Lecture by Óscar Loureda (Universität Heidelberg)
Óscar Loureda Lamas is Professor of Linguistics and Romance Linguistics at the Ruprecht-Karls-Universität Heidelberg. He holds a PhD from the University of Santiago de Compostela and has been a faculty member at Heidelberg since 2008. His research focuses on Spanish linguistics, particularly communication and discourse, experimental pragmatics, semantics, phraseology, textual grammar, and the social dimensions of Spanish as a migration language, heritage language, and foreign language. He has served as Vice-Rector of Heidelberg University, President of the German Association of Hispanists, Director of the Center for Galician Studies, and member of the selection committee for the Princess of Asturias Awards. He also acts as an expert for university accreditation and quality assurance agencies in Spain (ANECA), Chile (CNA), and several Latin American universities.

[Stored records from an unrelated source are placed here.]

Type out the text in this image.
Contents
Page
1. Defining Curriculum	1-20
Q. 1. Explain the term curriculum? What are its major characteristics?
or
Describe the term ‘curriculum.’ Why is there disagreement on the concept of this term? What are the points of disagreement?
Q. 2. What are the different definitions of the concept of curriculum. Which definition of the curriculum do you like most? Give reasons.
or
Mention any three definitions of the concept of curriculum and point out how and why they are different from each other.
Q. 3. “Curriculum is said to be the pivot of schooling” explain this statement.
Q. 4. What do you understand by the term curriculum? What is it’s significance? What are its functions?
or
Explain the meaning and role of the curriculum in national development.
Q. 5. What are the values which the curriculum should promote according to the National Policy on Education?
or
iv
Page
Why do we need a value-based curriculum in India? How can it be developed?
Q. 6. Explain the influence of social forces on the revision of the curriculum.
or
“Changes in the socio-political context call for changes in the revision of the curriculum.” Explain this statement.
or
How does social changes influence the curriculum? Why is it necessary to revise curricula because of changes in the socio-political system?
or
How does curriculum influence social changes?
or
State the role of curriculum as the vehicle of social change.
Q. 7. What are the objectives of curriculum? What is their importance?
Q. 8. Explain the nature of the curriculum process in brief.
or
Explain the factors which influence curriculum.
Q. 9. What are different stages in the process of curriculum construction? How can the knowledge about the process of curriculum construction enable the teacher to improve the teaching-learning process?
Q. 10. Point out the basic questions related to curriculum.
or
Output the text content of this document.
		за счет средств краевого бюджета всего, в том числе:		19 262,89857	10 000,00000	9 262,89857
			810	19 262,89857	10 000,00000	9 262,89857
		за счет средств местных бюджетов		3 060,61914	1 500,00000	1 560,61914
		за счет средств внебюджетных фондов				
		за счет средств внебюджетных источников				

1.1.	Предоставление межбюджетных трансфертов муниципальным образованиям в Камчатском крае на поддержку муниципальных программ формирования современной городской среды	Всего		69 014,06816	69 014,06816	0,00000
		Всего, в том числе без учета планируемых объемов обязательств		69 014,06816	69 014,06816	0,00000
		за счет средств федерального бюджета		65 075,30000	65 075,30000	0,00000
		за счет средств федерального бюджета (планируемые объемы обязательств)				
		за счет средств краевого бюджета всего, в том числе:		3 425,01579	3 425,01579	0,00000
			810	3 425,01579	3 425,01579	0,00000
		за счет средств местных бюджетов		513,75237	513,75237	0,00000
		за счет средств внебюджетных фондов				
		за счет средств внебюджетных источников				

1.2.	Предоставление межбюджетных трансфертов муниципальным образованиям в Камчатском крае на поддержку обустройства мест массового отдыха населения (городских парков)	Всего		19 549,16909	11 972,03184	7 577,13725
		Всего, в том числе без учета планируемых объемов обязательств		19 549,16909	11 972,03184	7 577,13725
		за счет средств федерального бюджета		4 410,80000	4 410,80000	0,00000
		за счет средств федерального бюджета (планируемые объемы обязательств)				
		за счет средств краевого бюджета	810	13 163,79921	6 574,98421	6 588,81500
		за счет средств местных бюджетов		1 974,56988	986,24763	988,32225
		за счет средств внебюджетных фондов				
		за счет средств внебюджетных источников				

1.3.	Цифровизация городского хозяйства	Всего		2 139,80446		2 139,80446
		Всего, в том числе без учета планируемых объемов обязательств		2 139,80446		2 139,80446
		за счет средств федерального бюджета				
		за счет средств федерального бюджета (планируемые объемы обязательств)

His research encompasses the semantics and pragmatics of Spanish, contrastive and experimental linguistics, language demography, and the study of Spanish variation in contexts of migration and contact, with particular emphasis on Europe. He is the author and editor of more than one hundred scholarly publications, including key monographs and edited volumes on discourse markers, cognitive linguistics, and contemporary Spanish. He has led and participated in projects funded by the DFG and DAAD. He is currently developing several research lines on the demolinguistics of Spanish and on the processes of maintenance, shift, and intergenerational transmission in Spanish-speaking communities settled in Europe, one of which he co-directs with Francisco Moreno Fernández (U. Heidelberg) and Johannes Kabatek (U. Zurich).
🔹 Conference abstract
This lecture examines the current position of Spanish in Europe from a demolinguistic perspective, considering its recent evolution, internal dynamics, and future projection in a continent shaped by intense processes of mobility, migration and multilingualism. It explores the status of Spanish as a heritage language within a multilingual environment, its patterns of distribution and growth, and the settlement of Spanish-speaking communities across major European countries, together with the resulting internal diversity stemming from different national origins and migratory trajectories.
The presentation offers an overview of the place of Spanish within the current European linguistic ecology and outlines research and policy directions to understand and support its development as one of the continent’s major languages of communication and heritage.